Originally Posted by
Lorendiac
I'll take a crack at answering that! (Bearing in mind that my "evidence" goes back to long before Flashpoint, and thus the "historical facts" might well have mutated into something else in the modern New 52 continuity.)
Denny O'Neil is the guy who created Talia and Ra's back in the early 70s. A couple of decades later, he wrote a graphic novel called "Birth of the Demon" which showed us the origin story of Ra's al Ghul (his first discovery of the Lazarus Pit phenomenon, for instance). In that one, it was stated that Ra's met Talia's mother at the famous Woodstock event. The lady was of mixed Chinese/Arabic heritage, as I recall. I tend to take that as definitive since O'Neil was the original writer for Ra's and his daughter, and thus ought to know more about the family background than anyone else does.
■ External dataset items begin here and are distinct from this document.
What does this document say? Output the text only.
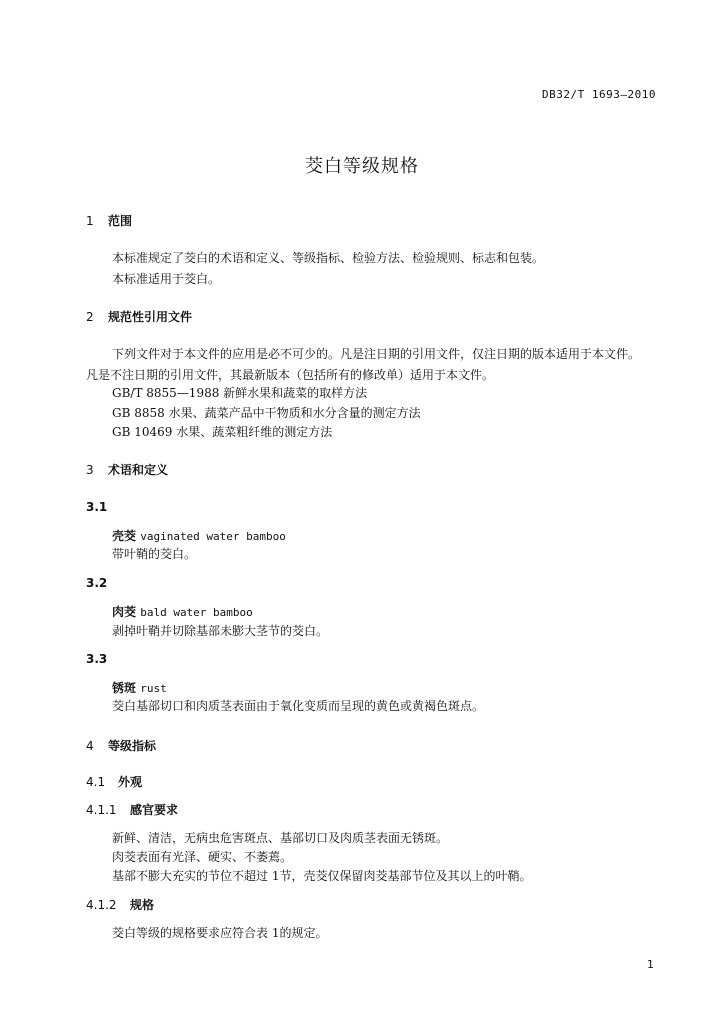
DB32/T 1693—2010
茭白等级规格
1 范围
本标准规定了茭白的术语和定义、等级指标、检验方法、检验规则、标志和包装。
本标准适用于茭白。
2 规范性引用文件
下列文件对于本文件的应用是必不可少的。凡是注日期的引用文件，仅注日期的版本适用于本文件。
凡是不注日期的引用文件，其最新版本（包括所有的修改单）适用于本文件。
GB/T 8855—1988 新鲜水果和蔬菜的取样方法
GB 8858 水果、蔬菜产品中干物质和水分含量的测定方法
GB 10469 水果、蔬菜粗纤维的测定方法
3 术语和定义
3.1
壳茭 vaginated water bamboo
带叶鞘的茭白。
3.2
肉茭 bald water bamboo
剥掉叶鞘并切除基部未膨大茎节的茭白。
3.3
锈斑 rust
茭白基部切口和肉质茎表面由于氧化变质而呈现的黄色或黄褐色斑点。
4 等级指标
4.1 外观
4.1.1 感官要求
新鲜、清洁，无病虫危害斑点、基部切口及肉质茎表面无锈斑。
肉茭表面有光泽、硬实、不萎蔫。
基部不膨大充实的节位不超过 1节，壳茭仅保留肉茭基部节位及其以上的叶鞘。
4.1.2 规格
茭白等级的规格要求应符合表 1的规定。
1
Also, he was also the editor in charge of the Batman group of titles all through the 1990s, so it stands to reason that he expected his own graphic novel to be Totally Canonical at the time it was published. (Granted, in the New 52 continuity, who knows how much has changed?)
"Birth of the Demon" also indicated that Ra's al Ghul was born and raised hundreds of years ago in a city somewhere in North Africa. (The city was not named for us; apparently it is no longer inhabited.) No telling how long his family had lived in that region -- he might have Berber blood, Moorish blood, Egyptian blood, who knows?
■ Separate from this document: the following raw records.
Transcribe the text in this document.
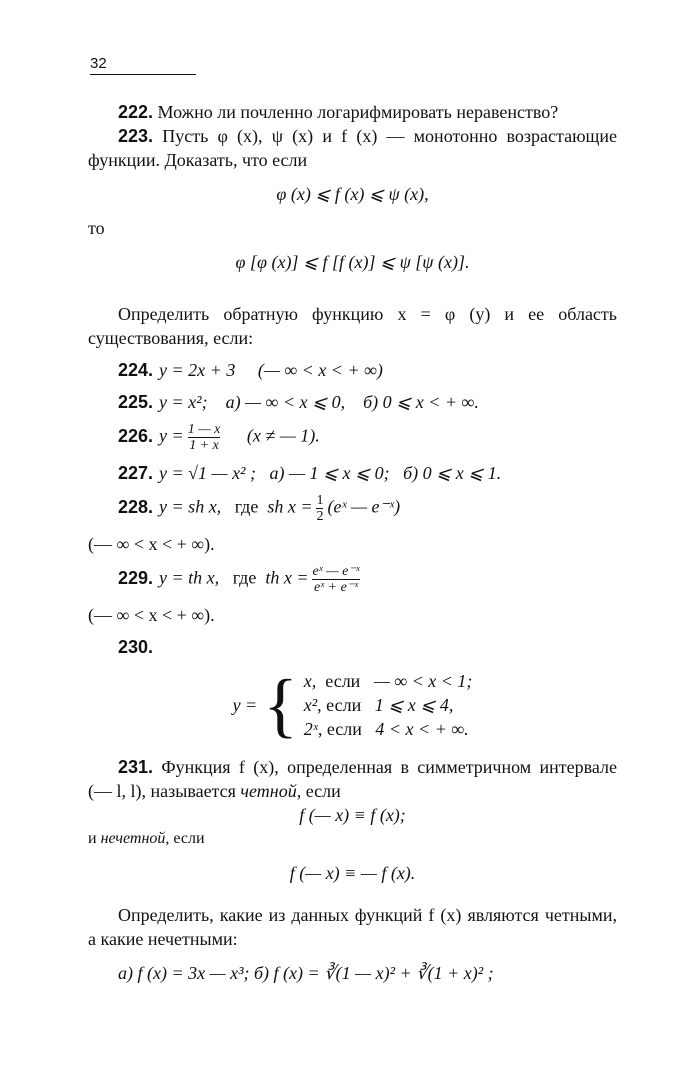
32

222. Можно ли почленно логарифмировать неравенство?

223. Пусть φ (x), ψ (x) и f (x) — монотонно возрастающие функции. Доказать, что если

φ (x) ⩽ f (x) ⩽ ψ (x),

то

φ [φ (x)] ⩽ f [f (x)] ⩽ ψ [ψ (x)].

Определить обратную функцию x = φ (y) и ее область существования, если:

224. y = 2x + 3 (— ∞ < x < + ∞)
225. y = x²; а) — ∞ < x ⩽ 0, б) 0 ⩽ x < + ∞.
226. $y = \frac{1 — x}{1 + x} (x$ ≠ — 1).
227. y = √1 — x² ; а) — 1 ⩽ x ⩽ 0; б) 0 ⩽ x ⩽ 1.
228. y = sh x, где sh $x = \frac{1}{2}$ (eˣ — e⁻ˣ)
(— ∞ < x < + ∞).
229. y = th x, где th $x = \frac{\text{eˣ — e⁻ˣ}}{\text{eˣ + e⁻ˣ}}$
(— ∞ < x < + ∞).
230.
y = { x, если — ∞ < x < 1;
x², если 1 ⩽ x ⩽ 4,
2ˣ, если 4 < x < + ∞.

231. Функция f (x), определенная в симметричном интервале (— l, l), называется четной, если

f (— x) ≡ f (x);

и нечетной, если

f (— x) ≡ — f (x).

Определить, какие из данных функций f (x) являются четными, а какие нечетными:

а) f (x) = 3x — x³; б) f (x) = ∛(1 — x)² + ∛(1 + x)² ;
But if we arbitrarily assume Ra's is practically "pure Arab" in his genetic heritage (which I doubt), and that Talia's mother was a simple half-and-half mixture of Arab and Chinese (which may not be the accurate percentages), that would give us something along these lines:
Talia would be 3/4 Arab (from three grandparents out of four), and 1/4 Chinese (through one of her mommy's parents).
If so, then Damian would be about 3/8 Arab, 1/8 Chinese, and the other 4/8 would be whatever Bruce Wayne's own racial/ethnic heritage is. (Heavy on the White Anglo-Saxon Protestant ancestry, I expect, although at least one Bronze Age story indicated that he is a direct descendant of a bunch of Waynes who were successively the lords of an old castle in Scotland, which is not necessarily the same thing as "Anglo-Saxon" per se.)